Et que ça ressemble plus à « genre ludique où l’on s’amuse à se faire peur avec les possibilités de la science et de l’histoire. » Ce n’est pas désagréable, Eureka, Warehouse 13 ou Haven se laissent regarder, mais on est loin d’œuvres métaphysiques ou même visionnaires. Un excellent équilibre entre la SF pure et dure et le drame humain (la tragédie aussi) avait été trouvé avec Caprica, mais ça n’a pas tenu… Difficile de marquer une limite claire entre SF, Fantastique, Fantaisie…
Parce que la roue tourne.
En séries, comme en tout, il y a des cycles. Sans doute le Space Opera reviendra quand l’Homme s’envolera pour Mars. L’heure n’est plus à l’espace.
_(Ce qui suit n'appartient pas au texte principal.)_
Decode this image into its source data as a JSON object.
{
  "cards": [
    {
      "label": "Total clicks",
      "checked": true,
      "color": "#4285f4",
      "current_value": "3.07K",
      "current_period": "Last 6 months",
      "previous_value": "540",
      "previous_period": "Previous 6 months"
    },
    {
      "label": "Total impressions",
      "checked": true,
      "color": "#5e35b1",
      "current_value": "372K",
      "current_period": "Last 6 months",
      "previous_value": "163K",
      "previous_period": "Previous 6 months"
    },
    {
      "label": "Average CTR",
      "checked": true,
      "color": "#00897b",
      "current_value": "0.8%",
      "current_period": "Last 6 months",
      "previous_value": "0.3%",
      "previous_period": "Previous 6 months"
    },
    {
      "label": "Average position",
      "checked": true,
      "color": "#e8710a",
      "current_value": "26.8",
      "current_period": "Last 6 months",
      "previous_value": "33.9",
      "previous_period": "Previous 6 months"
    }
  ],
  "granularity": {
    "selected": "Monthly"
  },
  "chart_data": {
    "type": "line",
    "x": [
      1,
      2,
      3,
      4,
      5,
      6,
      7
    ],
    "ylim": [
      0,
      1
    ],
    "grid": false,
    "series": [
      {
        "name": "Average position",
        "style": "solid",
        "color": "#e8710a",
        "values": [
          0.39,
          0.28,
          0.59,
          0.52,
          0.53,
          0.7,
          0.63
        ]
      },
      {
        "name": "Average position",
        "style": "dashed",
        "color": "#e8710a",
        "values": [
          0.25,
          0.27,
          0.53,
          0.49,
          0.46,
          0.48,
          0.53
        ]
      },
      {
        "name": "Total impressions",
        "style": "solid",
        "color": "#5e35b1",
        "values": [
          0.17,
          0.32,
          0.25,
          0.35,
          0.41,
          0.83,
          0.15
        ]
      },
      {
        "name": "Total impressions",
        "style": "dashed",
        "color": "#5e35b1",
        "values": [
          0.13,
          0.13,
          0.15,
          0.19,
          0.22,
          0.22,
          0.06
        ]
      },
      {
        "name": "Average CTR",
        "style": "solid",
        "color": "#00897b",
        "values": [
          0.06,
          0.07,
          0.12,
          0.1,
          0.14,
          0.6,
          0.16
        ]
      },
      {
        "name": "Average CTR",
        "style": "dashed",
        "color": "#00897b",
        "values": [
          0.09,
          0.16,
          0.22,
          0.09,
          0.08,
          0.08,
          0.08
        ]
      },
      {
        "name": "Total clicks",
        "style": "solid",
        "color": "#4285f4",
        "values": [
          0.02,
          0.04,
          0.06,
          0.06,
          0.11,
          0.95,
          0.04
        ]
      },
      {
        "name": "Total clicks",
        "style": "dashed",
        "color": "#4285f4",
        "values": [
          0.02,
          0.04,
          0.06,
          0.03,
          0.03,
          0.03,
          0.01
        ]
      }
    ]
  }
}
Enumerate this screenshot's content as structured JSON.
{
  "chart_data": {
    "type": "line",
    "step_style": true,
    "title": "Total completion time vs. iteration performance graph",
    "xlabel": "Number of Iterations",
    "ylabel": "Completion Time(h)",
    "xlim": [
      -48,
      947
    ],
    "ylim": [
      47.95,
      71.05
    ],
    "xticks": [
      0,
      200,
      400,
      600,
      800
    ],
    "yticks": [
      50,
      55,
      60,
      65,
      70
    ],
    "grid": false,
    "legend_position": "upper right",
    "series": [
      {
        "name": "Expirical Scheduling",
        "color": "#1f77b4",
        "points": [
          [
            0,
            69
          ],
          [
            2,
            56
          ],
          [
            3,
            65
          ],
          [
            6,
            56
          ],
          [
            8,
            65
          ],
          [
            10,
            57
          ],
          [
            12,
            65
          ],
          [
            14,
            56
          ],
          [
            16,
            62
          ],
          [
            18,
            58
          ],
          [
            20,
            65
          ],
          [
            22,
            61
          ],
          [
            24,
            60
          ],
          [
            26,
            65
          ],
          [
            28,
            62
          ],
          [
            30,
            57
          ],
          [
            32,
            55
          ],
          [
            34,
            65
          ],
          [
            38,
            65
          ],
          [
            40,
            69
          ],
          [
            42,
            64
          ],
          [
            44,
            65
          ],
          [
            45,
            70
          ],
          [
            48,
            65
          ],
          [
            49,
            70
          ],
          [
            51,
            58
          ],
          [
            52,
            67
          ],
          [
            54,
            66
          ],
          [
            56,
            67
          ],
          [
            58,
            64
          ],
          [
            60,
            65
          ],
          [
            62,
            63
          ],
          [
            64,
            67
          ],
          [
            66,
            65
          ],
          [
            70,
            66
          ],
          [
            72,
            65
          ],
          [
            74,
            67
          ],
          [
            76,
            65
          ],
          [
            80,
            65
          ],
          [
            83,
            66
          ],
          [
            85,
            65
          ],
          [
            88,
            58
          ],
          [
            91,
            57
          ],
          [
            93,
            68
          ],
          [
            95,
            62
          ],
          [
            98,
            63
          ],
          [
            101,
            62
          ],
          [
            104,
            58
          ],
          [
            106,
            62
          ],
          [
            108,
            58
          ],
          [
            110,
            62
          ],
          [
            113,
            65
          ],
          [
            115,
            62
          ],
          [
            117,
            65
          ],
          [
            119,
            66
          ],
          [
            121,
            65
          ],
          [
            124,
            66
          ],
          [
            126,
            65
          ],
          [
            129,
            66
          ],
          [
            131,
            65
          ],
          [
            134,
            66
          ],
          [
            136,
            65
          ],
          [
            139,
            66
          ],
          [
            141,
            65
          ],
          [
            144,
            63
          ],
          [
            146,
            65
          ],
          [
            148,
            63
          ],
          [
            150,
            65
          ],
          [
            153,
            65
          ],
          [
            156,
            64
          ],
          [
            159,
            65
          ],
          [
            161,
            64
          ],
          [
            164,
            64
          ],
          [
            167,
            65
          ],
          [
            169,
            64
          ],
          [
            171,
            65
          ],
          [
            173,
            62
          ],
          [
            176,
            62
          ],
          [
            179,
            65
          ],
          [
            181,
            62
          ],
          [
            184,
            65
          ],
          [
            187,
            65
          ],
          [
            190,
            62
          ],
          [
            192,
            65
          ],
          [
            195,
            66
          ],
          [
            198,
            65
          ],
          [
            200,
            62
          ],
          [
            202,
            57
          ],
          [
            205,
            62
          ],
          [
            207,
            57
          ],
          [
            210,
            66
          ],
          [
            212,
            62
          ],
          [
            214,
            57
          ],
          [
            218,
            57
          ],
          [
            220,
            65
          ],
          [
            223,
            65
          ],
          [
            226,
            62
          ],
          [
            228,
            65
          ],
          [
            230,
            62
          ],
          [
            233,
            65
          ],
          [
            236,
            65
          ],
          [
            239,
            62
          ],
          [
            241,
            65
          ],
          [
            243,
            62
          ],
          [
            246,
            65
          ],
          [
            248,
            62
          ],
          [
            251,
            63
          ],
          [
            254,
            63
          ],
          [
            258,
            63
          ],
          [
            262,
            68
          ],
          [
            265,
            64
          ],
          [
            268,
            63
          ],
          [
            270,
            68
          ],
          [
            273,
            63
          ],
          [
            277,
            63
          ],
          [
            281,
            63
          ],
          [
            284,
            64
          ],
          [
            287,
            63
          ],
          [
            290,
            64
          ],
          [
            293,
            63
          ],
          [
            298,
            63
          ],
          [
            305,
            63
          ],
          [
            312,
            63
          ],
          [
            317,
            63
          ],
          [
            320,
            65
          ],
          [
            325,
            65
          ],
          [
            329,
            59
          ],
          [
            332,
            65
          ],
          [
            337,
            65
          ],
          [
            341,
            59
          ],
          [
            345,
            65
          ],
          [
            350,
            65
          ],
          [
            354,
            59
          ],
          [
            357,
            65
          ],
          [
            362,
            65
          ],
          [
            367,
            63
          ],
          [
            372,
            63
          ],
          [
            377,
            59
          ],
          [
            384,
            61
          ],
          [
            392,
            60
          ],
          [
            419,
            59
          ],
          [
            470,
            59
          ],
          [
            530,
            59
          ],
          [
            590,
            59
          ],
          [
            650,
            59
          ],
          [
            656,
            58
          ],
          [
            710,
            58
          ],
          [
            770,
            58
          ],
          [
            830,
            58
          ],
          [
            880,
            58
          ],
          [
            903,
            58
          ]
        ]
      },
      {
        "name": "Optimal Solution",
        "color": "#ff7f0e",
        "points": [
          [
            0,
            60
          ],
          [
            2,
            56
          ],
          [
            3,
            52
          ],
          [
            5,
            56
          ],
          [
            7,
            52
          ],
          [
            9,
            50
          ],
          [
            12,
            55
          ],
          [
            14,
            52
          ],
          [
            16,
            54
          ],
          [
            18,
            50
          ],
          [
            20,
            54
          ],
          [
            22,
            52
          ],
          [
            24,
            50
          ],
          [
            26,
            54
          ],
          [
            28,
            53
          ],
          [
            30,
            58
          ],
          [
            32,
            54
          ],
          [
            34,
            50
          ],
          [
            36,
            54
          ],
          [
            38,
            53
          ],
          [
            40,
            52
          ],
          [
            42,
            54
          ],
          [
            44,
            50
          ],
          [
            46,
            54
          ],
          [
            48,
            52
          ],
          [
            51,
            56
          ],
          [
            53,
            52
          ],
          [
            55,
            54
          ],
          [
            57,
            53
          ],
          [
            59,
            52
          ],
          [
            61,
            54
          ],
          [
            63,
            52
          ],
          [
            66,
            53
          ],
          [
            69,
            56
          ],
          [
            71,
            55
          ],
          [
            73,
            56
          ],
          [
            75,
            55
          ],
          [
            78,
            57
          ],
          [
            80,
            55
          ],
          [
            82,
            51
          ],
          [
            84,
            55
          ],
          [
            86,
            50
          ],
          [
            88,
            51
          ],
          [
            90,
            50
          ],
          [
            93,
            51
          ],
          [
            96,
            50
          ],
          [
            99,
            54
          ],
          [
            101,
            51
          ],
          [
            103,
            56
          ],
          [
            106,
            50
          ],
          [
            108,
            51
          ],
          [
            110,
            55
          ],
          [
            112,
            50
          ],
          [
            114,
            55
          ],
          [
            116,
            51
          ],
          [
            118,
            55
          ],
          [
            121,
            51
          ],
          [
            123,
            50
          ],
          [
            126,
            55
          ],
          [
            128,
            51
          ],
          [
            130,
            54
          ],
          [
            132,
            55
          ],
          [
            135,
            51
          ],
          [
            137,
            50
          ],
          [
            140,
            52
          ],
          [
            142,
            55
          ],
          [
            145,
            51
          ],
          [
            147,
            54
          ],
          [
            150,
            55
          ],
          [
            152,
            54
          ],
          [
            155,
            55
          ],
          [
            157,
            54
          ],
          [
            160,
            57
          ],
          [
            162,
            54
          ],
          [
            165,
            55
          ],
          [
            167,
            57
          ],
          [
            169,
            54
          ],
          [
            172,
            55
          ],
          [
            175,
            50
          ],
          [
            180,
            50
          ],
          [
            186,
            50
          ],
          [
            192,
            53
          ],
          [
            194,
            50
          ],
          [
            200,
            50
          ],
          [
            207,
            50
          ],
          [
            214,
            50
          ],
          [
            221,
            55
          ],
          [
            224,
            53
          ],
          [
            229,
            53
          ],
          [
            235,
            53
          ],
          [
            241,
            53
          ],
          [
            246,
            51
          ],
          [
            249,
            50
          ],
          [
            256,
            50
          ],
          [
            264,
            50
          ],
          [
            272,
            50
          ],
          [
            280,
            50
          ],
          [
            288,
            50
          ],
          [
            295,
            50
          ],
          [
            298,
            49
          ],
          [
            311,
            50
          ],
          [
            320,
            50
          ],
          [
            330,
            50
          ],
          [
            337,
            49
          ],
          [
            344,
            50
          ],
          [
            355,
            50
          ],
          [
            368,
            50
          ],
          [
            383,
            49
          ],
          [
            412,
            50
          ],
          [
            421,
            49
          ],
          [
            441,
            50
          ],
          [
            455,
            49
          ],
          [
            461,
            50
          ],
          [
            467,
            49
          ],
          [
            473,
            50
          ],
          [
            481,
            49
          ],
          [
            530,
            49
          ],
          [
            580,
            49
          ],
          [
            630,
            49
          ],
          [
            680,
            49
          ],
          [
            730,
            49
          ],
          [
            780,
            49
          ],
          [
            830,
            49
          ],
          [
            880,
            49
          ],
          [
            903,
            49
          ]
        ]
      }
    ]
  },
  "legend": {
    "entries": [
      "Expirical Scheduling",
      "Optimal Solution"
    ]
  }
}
L’espace est mort, vive l’espace !
Image de Une : BSG, Blood & Chrome (SyFy)
Un space opera HBO ca finira par arriver. Ils ont fait les vampires et autres loups garous avec True Blood. Ils font de la high fantasy, le genre le plus geek imaginable, avec GoT. Ils viendront a la SF, doucement, quand ca reviendra a la mode – on verra l’effet que fera Prometheus dans 1 mois et demi.
En effet je suis sûr que ça arrivera sur les chaines câblées. D’ailleurs il y a plus de 10 ans c’était Showtime qui avait diffusé “Total Recall 2070” je crois.
Et puis je trouve que ces chaines du câble sont les plus aptes à cibler un public SF que des chaines généralistes, le problème de Syfy c’est que c’est devenu une de ces chaines qui veut avoir tout le monde comme public, il n’y a qu’à voir qu’il diffusent du catch maintenant pour comprendre ça ^^
Le bon temps de Battlestar Gallactica et Farscape est définitivement révolu ; un space opéra sur HBO, effectivement serait de bonne augure, imaginez par contre la même série sur AMC : plans séquences sur l’espace digne d’un film biélorusse et dialogue kantiens sur l’origine d’une espace extra-terrestre, ça pourrait distraire, voire fasciner. Quoiqu’il en soit il est temps que la SF retrouve ses lettres de noblesse.
On notera un retour en force de la sf au cinema, par contre. Ca va peut etre relancer la vague d ici deux trois ans. En attendant, j vais m replonger dans babylon 5.